Charlie Bilello of Creative Planning highlighted that “Gold (+48%) and Bitcoin (+31%) are the best performing major assets so far in 2025. We have never seen these two assets ranked first and second in any single year.”

Many would argue that past performance is no indicator of future performance. While this is true, global structural trends suggest that both Bitcoin and gold will rise.
Felix Jauvin of Forward Guidance writes:
“Every country is turning ‘overheating.’ We will run as many deficits as possible in an attempt to escape debt. Central banks are abandoning inflation control, and fiscal dominance is coming. Nominal assets will do well, and devaluation hedges will do even better. The world of 2010-2020 is gone. Reset your priors. Let’s go.”
If you’ve been following the web for the past decade, none of this is new. Bitcoin holders, and their gold predecessors, have been vocal about currency debasement for years. But the difference today is that major financial institutions have lent credibility to the argument.
Using Morgan Stanley as an example, Ash Crypto writes:
“Morgan Stanley’s $1.3 trillion global investment committee recommends allocating 2-4% of client portfolios to cryptocurrencies, saying Bitcoin is a scarce asset comparable to digital gold.”
BTC Archive also notes that “Morgan Stanley said it would ‘support’ its 16,000 financial advisors, who manage $2 trillion, if they wanted to invest in Bitcoin and cryptocurrencies.”
The two closest siblings in the family of global financial assets (gold and BTC) are now sending the same message: global currency debasement has reached the point of no return."
Old World Investing Theory
No return. This may sound hyperbolic to some of you, but I don't think it's entirely wrong. An entire generation of investors has realized that a significant portion of the market's financial returns are simply currency debasement. If that's the primary driver of returns, then all your old-world investing philosophies are questionable.
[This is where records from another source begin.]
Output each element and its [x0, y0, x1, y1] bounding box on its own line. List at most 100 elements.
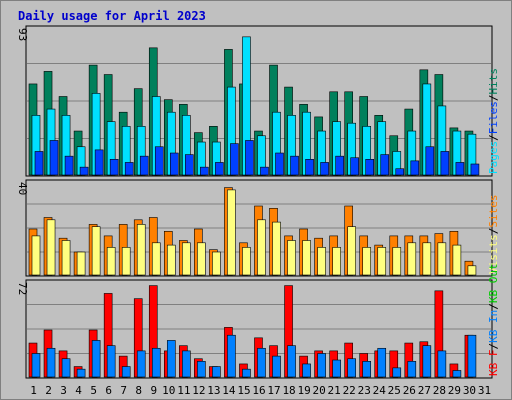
- x-tick-label: 7: [120, 384, 127, 397]
- legend-entry: /: [487, 95, 500, 102]
- bar-pages: [350, 157, 359, 176]
- legend-entry: /: [487, 228, 500, 235]
- bar-sites: [46, 219, 56, 276]
- bar-pages: [185, 154, 194, 176]
- legend-entry: /: [487, 343, 500, 350]
- legend-entry: Pages: [487, 141, 500, 174]
- bar-kb-in: [242, 368, 251, 378]
- bar-kb-in: [407, 361, 417, 378]
- bar-kb-in: [437, 350, 447, 378]
- bar-kb-in: [362, 361, 372, 378]
- bar-kb-in: [121, 366, 131, 378]
- bar-sites: [437, 242, 447, 276]
- x-tick-label: 13: [207, 384, 220, 397]
- bar-kb-in: [272, 355, 281, 378]
- bar-pages: [305, 159, 314, 176]
- x-tick-label: 27: [418, 384, 431, 397]
- x-tick-label: 15: [237, 384, 250, 397]
- bar-pages: [455, 162, 465, 176]
- chart-title: Daily usage for April 2023: [18, 9, 206, 23]
- bar-sites: [61, 240, 71, 276]
- bar-pages: [79, 166, 89, 176]
- x-tick-label: 3: [60, 384, 67, 397]
- x-tick-label: 26: [403, 384, 416, 397]
- bar-sites: [212, 251, 221, 276]
- x-tick-label: 9: [150, 384, 157, 397]
- bar-pages: [425, 146, 435, 176]
- bar-sites: [377, 247, 387, 276]
- x-tick-label: 1: [30, 384, 37, 397]
- legend-entry: Hits: [487, 68, 500, 95]
- legend-entry: Sites: [487, 195, 500, 228]
- x-tick-label: 10: [162, 384, 175, 397]
- legend-entry: /: [487, 134, 500, 141]
- x-tick-label: 4: [75, 384, 82, 397]
- bar-sites: [467, 265, 477, 276]
- x-tick-label: 23: [358, 384, 371, 397]
- x-tick-label: 24: [373, 384, 387, 397]
- bar-sites: [197, 242, 206, 276]
- legend-entry: KB In: [487, 310, 500, 343]
- bar-pages: [380, 154, 390, 176]
- legend-entry: KB Out: [487, 263, 500, 303]
- x-tick-label: 8: [135, 384, 142, 397]
- bar-pages: [94, 149, 104, 176]
- bar-sites: [242, 247, 251, 276]
- bar-kb-in: [91, 340, 101, 378]
- bar-kb-in: [31, 353, 41, 378]
- bar-pages: [200, 166, 209, 176]
- x-axis-labels: 1 2 3 4 5 6 7 8 9 10 11 12 13 14 15 16 17 18 19 20 21 22 23 24 2…: [30, 384, 491, 397]
- legend-entry: Files: [487, 101, 500, 134]
- series-legend: Pages/Files/Hits: [487, 68, 500, 174]
- bar-sites: [136, 224, 146, 276]
- bar-sites: [151, 242, 161, 276]
- bar-sites: [106, 247, 116, 276]
- bar-sites: [272, 221, 281, 276]
- bar-sites: [166, 244, 176, 276]
- bar-pages: [49, 140, 59, 176]
- bar-pages: [440, 151, 450, 176]
- bar-kb-in: [197, 361, 206, 378]
- x-tick-label: 12: [192, 384, 205, 397]
- y-max-label: 93: [16, 28, 29, 41]
- bar-sites: [121, 247, 131, 276]
- x-tick-label: 20: [313, 384, 326, 397]
- bar-sites: [362, 247, 372, 276]
- bar-pages: [290, 155, 299, 176]
- bar-kb-in: [392, 367, 402, 378]
- bar-sites: [31, 235, 41, 276]
- bar-sites: [407, 242, 417, 276]
- bar-pages: [154, 146, 164, 176]
- bar-kb-in: [76, 368, 86, 378]
- x-tick-label: 19: [297, 384, 310, 397]
- bar-sites: [257, 219, 266, 276]
- bar-pages: [139, 155, 149, 176]
- bar-pages: [169, 152, 179, 176]
- bar-kb-in: [46, 347, 56, 378]
- bar-pages: [245, 140, 254, 176]
- bar-kb-in: [182, 350, 191, 378]
- bar-kb-in: [166, 340, 176, 378]
- legend-entry: Visits: [487, 234, 500, 274]
- bar-pages: [230, 143, 239, 176]
- bar-kb-in: [467, 334, 477, 378]
- bar-pages: [275, 152, 284, 176]
- x-tick-label: 25: [388, 384, 401, 397]
- bar-kb-in: [257, 347, 266, 378]
- legend-entry: KB F: [487, 350, 500, 377]
- bar-pages: [109, 159, 119, 176]
- series-legend: Visits/Sites: [487, 195, 500, 275]
- bar-pages: [64, 155, 74, 176]
- bar-pages: [34, 151, 44, 176]
- x-tick-label: 5: [90, 384, 97, 397]
- bar-kb-in: [332, 359, 341, 378]
- bar-sites: [287, 240, 296, 276]
- bar-kb-in: [377, 347, 387, 378]
- bar-pages: [124, 162, 134, 176]
- bar-sites: [91, 226, 101, 276]
- bar-kb-in: [452, 370, 462, 378]
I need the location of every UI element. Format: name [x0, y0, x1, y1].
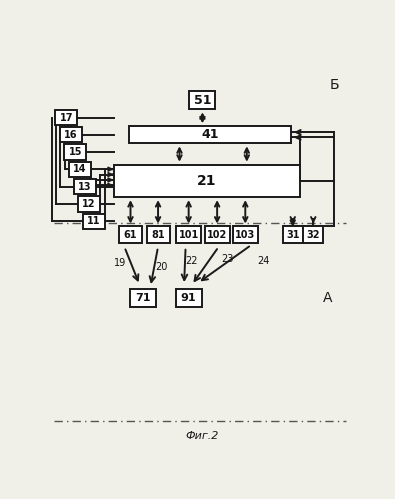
Text: 22: 22 — [186, 256, 198, 266]
Bar — [119, 227, 142, 243]
Text: 61: 61 — [124, 230, 137, 240]
Bar — [69, 162, 91, 177]
Bar — [114, 165, 301, 197]
Text: 23: 23 — [222, 254, 234, 264]
Text: 101: 101 — [179, 230, 199, 240]
Text: 31: 31 — [286, 230, 299, 240]
Bar — [147, 227, 169, 243]
Text: 102: 102 — [207, 230, 227, 240]
Text: 91: 91 — [181, 293, 196, 303]
Bar — [78, 196, 100, 212]
Text: 12: 12 — [83, 199, 96, 209]
Bar — [83, 214, 105, 229]
Text: 81: 81 — [151, 230, 165, 240]
Bar — [55, 110, 77, 125]
Bar — [129, 126, 291, 143]
Bar — [303, 227, 323, 243]
Text: Фиг.2: Фиг.2 — [186, 431, 219, 441]
Text: 21: 21 — [197, 174, 217, 188]
Text: 103: 103 — [235, 230, 256, 240]
Text: 24: 24 — [258, 256, 270, 266]
Text: 16: 16 — [64, 130, 77, 140]
Bar — [283, 227, 303, 243]
Bar — [64, 144, 87, 160]
Text: Б: Б — [329, 78, 339, 92]
Text: 41: 41 — [201, 128, 219, 141]
Text: 13: 13 — [78, 182, 91, 192]
Bar — [205, 227, 229, 243]
Text: А: А — [323, 291, 333, 305]
Text: 51: 51 — [194, 94, 211, 107]
Bar — [130, 289, 156, 307]
Bar — [176, 289, 202, 307]
Text: 11: 11 — [87, 216, 100, 226]
Text: 32: 32 — [307, 230, 320, 240]
Text: 17: 17 — [60, 112, 73, 123]
Bar — [73, 179, 96, 195]
Text: 19: 19 — [114, 258, 126, 268]
Text: 71: 71 — [135, 293, 150, 303]
Bar — [176, 227, 201, 243]
Text: 14: 14 — [73, 164, 87, 174]
Text: 15: 15 — [69, 147, 82, 157]
Bar — [233, 227, 258, 243]
Text: 20: 20 — [155, 262, 167, 272]
Bar — [190, 91, 215, 109]
Bar — [60, 127, 82, 143]
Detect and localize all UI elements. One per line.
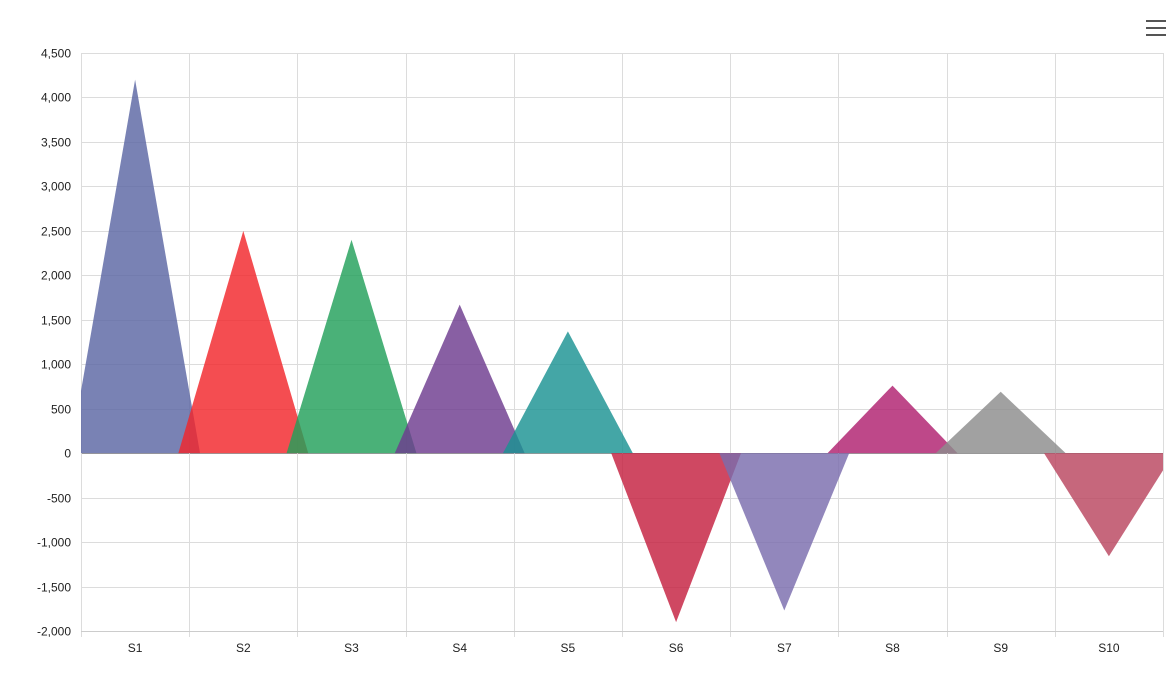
y-tick-label: 4,000	[41, 91, 71, 105]
y-tick-label: 2,500	[41, 225, 71, 239]
y-tick-label: 4,500	[41, 47, 71, 61]
y-tick-label: -500	[47, 492, 71, 506]
y-tick-label: -2,000	[37, 625, 71, 639]
series-triangle-S4[interactable]	[394, 304, 525, 454]
y-tick-label: 3,500	[41, 136, 71, 150]
series-triangle-S1[interactable]	[70, 79, 201, 454]
x-tick-label: S8	[885, 641, 900, 655]
y-tick-label: 2,000	[41, 269, 71, 283]
x-tick-label: S2	[236, 641, 251, 655]
y-tick-label: -1,500	[37, 581, 71, 595]
series-triangle-S9[interactable]	[935, 391, 1066, 454]
series-triangle-S7[interactable]	[719, 453, 850, 611]
y-tick-label: 0	[64, 447, 71, 461]
y-tick-label: 1,000	[41, 358, 71, 372]
series-triangle-S3[interactable]	[286, 239, 417, 454]
x-tick-label: S6	[669, 641, 684, 655]
series-triangle-S2[interactable]	[178, 230, 309, 454]
series-triangle-S6[interactable]	[611, 453, 742, 623]
series-triangle-S8[interactable]	[827, 385, 958, 454]
series-triangles	[70, 79, 1173, 623]
x-tick-label: S4	[452, 641, 467, 655]
x-tick-label: S9	[993, 641, 1008, 655]
x-tick-label: S7	[777, 641, 792, 655]
x-tick-label: S3	[344, 641, 359, 655]
y-tick-label: 1,500	[41, 314, 71, 328]
y-tick-label: 3,000	[41, 180, 71, 194]
x-tick-label: S1	[128, 641, 143, 655]
axes: 4,500 4,000 3,500 3,000 2,500 2,000 1,500 1,000…	[37, 47, 1163, 655]
hamburger-menu-icon	[1146, 20, 1166, 22]
chart-menu-button[interactable]	[1146, 20, 1168, 42]
grid-lines	[81, 53, 1164, 637]
y-tick-label: 500	[51, 403, 71, 417]
y-tick-label: -1,000	[37, 536, 71, 550]
series-triangle-S5[interactable]	[502, 331, 633, 454]
x-tick-label: S10	[1098, 641, 1120, 655]
series-triangle-S10[interactable]	[1043, 453, 1173, 557]
x-tick-label: S5	[561, 641, 576, 655]
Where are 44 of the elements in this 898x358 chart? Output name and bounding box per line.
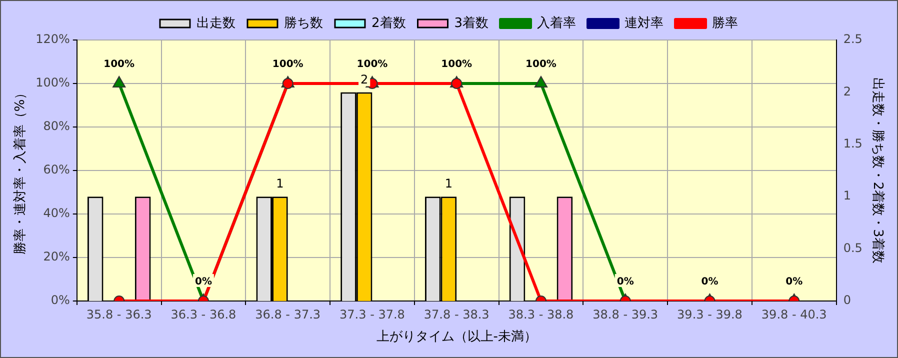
legend-label: 勝ち数 (284, 16, 323, 31)
data-label: 100% (441, 59, 472, 70)
x-tick-label: 37.3 - 37.8 (340, 307, 405, 322)
data-label: 0% (786, 276, 803, 288)
legend-label: 入着率 (537, 14, 576, 31)
data-label: 2 (360, 72, 368, 86)
y2-tick-label: 0.5 (843, 240, 862, 255)
data-label: 100% (526, 59, 556, 70)
y-tick-label: 100% (36, 76, 70, 90)
x-tick-label: 39.8 - 40.3 (761, 307, 827, 322)
x-axis-title: 上がりタイム（以上-未満） (376, 330, 537, 345)
legend-label: 勝率 (712, 14, 738, 31)
y2-tick-label: 0 (843, 293, 851, 308)
legend-label: 出走数 (196, 16, 236, 31)
legend-label: 3着数 (454, 14, 489, 31)
y2-tick-label: 2.5 (843, 32, 862, 46)
x-tick-label: 38.8 - 39.3 (592, 307, 658, 322)
x-tick-label: 37.8 - 38.3 (424, 307, 490, 322)
data-label: 100% (104, 59, 135, 70)
y2-tick-label: 1 (843, 188, 851, 203)
y-tick-label: 60% (43, 162, 70, 177)
data-label: 1 (444, 176, 453, 191)
legend-label: 2着数 (371, 14, 406, 31)
legend-label: 連対率 (624, 14, 664, 31)
x-tick-label: 36.3 - 36.8 (170, 307, 236, 322)
data-label: 100% (356, 59, 388, 70)
y-tick-label: 40% (43, 206, 70, 220)
y-tick-label: 20% (43, 250, 70, 264)
y-tick-label: 80% (43, 119, 70, 134)
x-tick-label: 39.3 - 39.8 (677, 307, 742, 322)
data-label: 0% (194, 276, 212, 288)
y2-tick-label: 1.5 (843, 136, 862, 151)
data-label: 0% (701, 276, 718, 288)
x-tick-label: 35.8 - 36.3 (86, 307, 152, 322)
y-axis-title: 勝率・連対率・入着率（%） (12, 86, 28, 255)
y2-axis-title: 出走数・勝ち数・2着数・3着数 (870, 78, 886, 264)
data-label: 1 (276, 176, 284, 191)
y-tick-label: 0% (50, 293, 70, 308)
data-label: 0% (616, 276, 634, 288)
x-tick-label: 38.3 - 38.8 (508, 307, 574, 322)
x-tick-label: 36.8 - 37.3 (255, 307, 321, 322)
data-label: 100% (272, 59, 304, 70)
y2-tick-label: 2 (843, 84, 851, 98)
y-tick-label: 120% (36, 32, 70, 46)
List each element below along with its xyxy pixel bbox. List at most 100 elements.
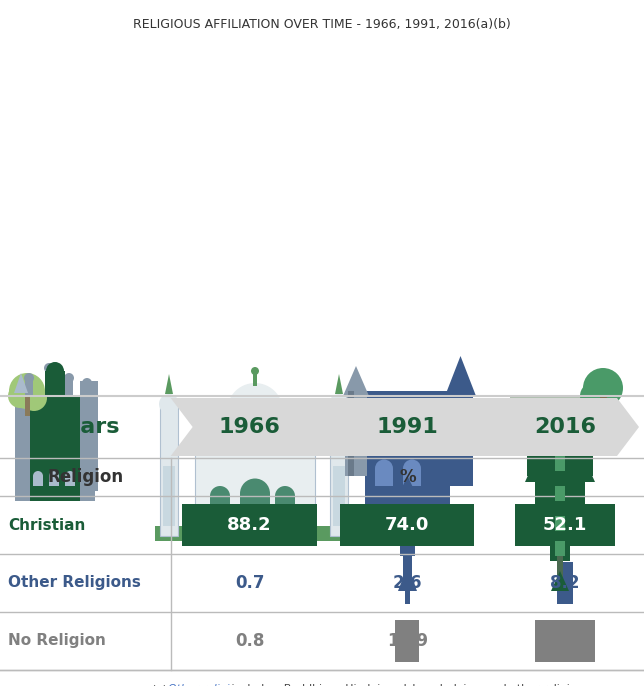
Circle shape	[395, 431, 415, 451]
Bar	[520, 414, 600, 446]
Circle shape	[402, 406, 412, 416]
Text: 74.0: 74.0	[385, 516, 430, 534]
Bar	[555, 456, 565, 471]
Bar	[448, 391, 473, 486]
Text: 0.8: 0.8	[235, 632, 264, 650]
Text: RELIGIOUS AFFILIATION OVER TIME - 1966, 1991, 2016(a)(b): RELIGIOUS AFFILIATION OVER TIME - 1966, …	[133, 18, 511, 31]
Bar	[404, 562, 410, 604]
Bar	[600, 396, 607, 426]
Bar	[555, 486, 565, 501]
Bar	[400, 501, 415, 556]
Bar	[275, 496, 295, 511]
Bar	[30, 396, 80, 501]
Bar	[542, 504, 578, 536]
Bar	[160, 406, 178, 536]
Bar	[33, 476, 43, 486]
Text: Christian: Christian	[8, 517, 86, 532]
Bar	[182, 504, 317, 546]
Polygon shape	[445, 356, 476, 396]
Bar	[25, 396, 30, 416]
Circle shape	[9, 373, 45, 409]
Bar	[45, 368, 53, 386]
Bar	[345, 391, 367, 476]
Circle shape	[8, 384, 32, 408]
Text: %: %	[399, 468, 415, 486]
Polygon shape	[14, 373, 28, 393]
Bar	[160, 406, 178, 536]
Circle shape	[159, 394, 179, 414]
Bar	[65, 476, 75, 486]
Bar	[230, 411, 280, 436]
Text: 12.9: 12.9	[387, 632, 428, 650]
Bar	[515, 504, 616, 546]
Circle shape	[46, 362, 64, 380]
Polygon shape	[227, 383, 283, 411]
Bar	[80, 381, 98, 406]
Polygon shape	[393, 476, 422, 506]
Polygon shape	[171, 398, 639, 456]
Bar	[395, 620, 419, 662]
Circle shape	[24, 373, 34, 383]
Bar	[163, 466, 175, 526]
Polygon shape	[510, 411, 610, 422]
Text: 52.1: 52.1	[543, 516, 587, 534]
Bar	[403, 551, 412, 591]
Circle shape	[49, 471, 59, 481]
Text: 1991: 1991	[377, 417, 438, 437]
Text: Other religions: Other religions	[168, 684, 249, 686]
Bar	[557, 556, 563, 591]
Bar	[555, 426, 565, 441]
Polygon shape	[540, 531, 580, 542]
Bar	[527, 444, 593, 476]
Polygon shape	[165, 374, 173, 394]
Circle shape	[65, 471, 75, 481]
Text: (a): (a)	[152, 684, 171, 686]
Text: No Religion: No Religion	[8, 633, 106, 648]
Circle shape	[580, 382, 608, 410]
Circle shape	[375, 460, 393, 477]
Bar	[45, 371, 65, 396]
Circle shape	[44, 363, 54, 373]
Bar	[330, 406, 348, 536]
Circle shape	[82, 378, 92, 388]
Text: includes: Buddhism, Hinduism, Islam, Judaism and other religions.: includes: Buddhism, Hinduism, Islam, Jud…	[228, 684, 592, 686]
Bar	[195, 416, 315, 526]
Bar	[195, 416, 315, 526]
Text: Religion: Religion	[47, 468, 124, 486]
Bar	[375, 469, 393, 486]
Bar	[550, 534, 570, 561]
Bar	[348, 391, 354, 476]
Circle shape	[64, 373, 74, 383]
Bar	[535, 474, 585, 506]
Bar	[340, 504, 475, 546]
Bar	[49, 476, 59, 486]
Circle shape	[33, 471, 43, 481]
Bar	[210, 496, 230, 511]
Bar	[15, 396, 95, 501]
Text: 2016: 2016	[534, 417, 596, 437]
Circle shape	[397, 401, 417, 421]
Circle shape	[329, 394, 349, 414]
Circle shape	[21, 385, 47, 411]
Polygon shape	[517, 441, 603, 452]
Polygon shape	[335, 374, 343, 394]
Text: 88.2: 88.2	[227, 516, 272, 534]
Circle shape	[275, 486, 295, 506]
Polygon shape	[551, 571, 569, 591]
Polygon shape	[532, 501, 588, 512]
Bar	[65, 378, 73, 396]
Polygon shape	[398, 566, 417, 591]
Bar	[80, 401, 98, 491]
Circle shape	[240, 479, 270, 508]
Bar	[510, 396, 610, 416]
Text: Other Religions: Other Religions	[8, 576, 141, 591]
Bar	[83, 383, 91, 401]
Bar	[253, 371, 257, 386]
Text: 1966: 1966	[218, 417, 281, 437]
Bar	[333, 466, 345, 526]
Bar	[395, 441, 415, 456]
Bar	[16, 391, 26, 441]
Text: 8.2: 8.2	[551, 574, 580, 592]
Bar	[365, 391, 450, 506]
Bar	[403, 469, 421, 486]
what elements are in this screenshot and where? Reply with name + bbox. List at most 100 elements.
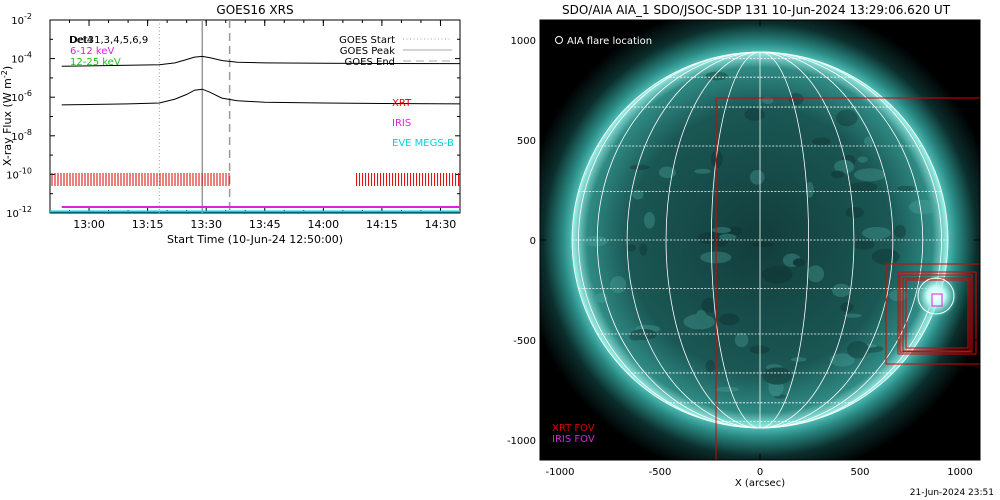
x-tick-label: 13:30 [190,218,222,231]
label-xrt: XRT [392,98,412,109]
texture-blob [629,164,650,170]
texture-blob [832,283,851,298]
texture-blob [749,345,770,354]
map-x-tick-label: -500 [649,467,672,478]
xrt-fov-box [905,279,969,349]
texture-blob [634,324,661,333]
texture-blob [897,185,916,192]
y-tick-exp: -4 [24,51,32,60]
iris-fov-box [931,293,943,307]
y-tick-base: 10 [11,132,24,143]
texture-blob [718,313,740,326]
map-y-tick-label: 1000 [511,36,536,47]
instrument-labels: XRT IRIS EVE MEGS-B [392,98,454,149]
y-tick-base: 10 [6,170,19,181]
x-tick-label: 14:15 [366,218,398,231]
texture-blob [894,224,906,239]
instrument-coverage [50,173,460,213]
longitude-line [759,51,924,429]
y-tick-exp: -2 [24,12,32,21]
y-tick-label: 10-6 [11,89,32,104]
map-y-tick-label: -1000 [507,436,536,447]
texture-blob [750,169,765,185]
y-tick-base: 10 [11,55,24,66]
legend-goes-peak: GOES Peak [340,46,395,57]
x-tick-label: 14:00 [307,218,339,231]
texture-blob [767,375,780,388]
map-x-tick-label: 0 [757,467,763,478]
iris-fov-label: IRIS FOV [552,434,595,445]
xrt-fov-box [899,274,973,353]
texture-blob [610,276,627,294]
longitude-line [626,51,761,429]
flux-line-0 [61,55,460,67]
y-tick-base: 10 [6,209,19,220]
map-y-tick-label: 0 [530,236,536,247]
texture-blob [705,359,715,373]
legend-goes-start: GOES Start [339,35,395,46]
map-x-tick-label: 1000 [947,467,972,478]
texture-blob [830,170,845,179]
map-y-axis: 1000 500 0 -500 -1000 [507,36,980,447]
map-y-tick-label: -500 [513,336,536,347]
flare-legend-symbol [555,36,563,44]
label-eve: EVE MEGS-B [392,138,454,149]
texture-blob [768,379,784,397]
texture-blob [710,150,723,169]
texture-blob [695,309,708,327]
event-markers [158,20,231,213]
y-tick-label: 10-2 [11,12,32,27]
y-tick-label: 10-10 [6,166,32,181]
flare-legend: AIA flare location [555,36,652,47]
longitude-line [759,51,855,429]
texture-blob [790,357,807,362]
xrt-fov-box [897,271,977,355]
texture-blob [782,253,801,268]
texture-blob [853,168,886,182]
texture-blob [734,332,749,348]
texture-blob [629,331,642,341]
legend-goes-end: GOES End [345,57,395,68]
y-tick-base: 10 [11,16,24,27]
texture-blob [807,265,825,283]
texture-blob [632,190,644,200]
disk-texture [583,71,938,399]
map-y-tick-label: 500 [517,136,536,147]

Opening Bell's Phil Rosen is a prime example of this by valuing the S&P 500 in Bitcoin instead of dollars.

If you can't beat it, you have to buy it
So, as I've been saying lately, Bitcoin is the minimum yield. If you can't beat it, you have to buy it. I think the next 12 weeks are going to be very interesting for Bitcoin holders.
Interest rates are falling. Currency debasement is accelerating. Institutional investors are embracing debasement trades. Bitcoin ETFs are seeing record inflows. Retail sentiment is rising as investors buy into the "Q4 is good for Bitcoin" narrative. The M2 money supply is expanding rapidly.
Gold is up over 50% this year. Now it's Bitcoin's turn. Hold on to your Bitcoin, because the market is about to go crazy.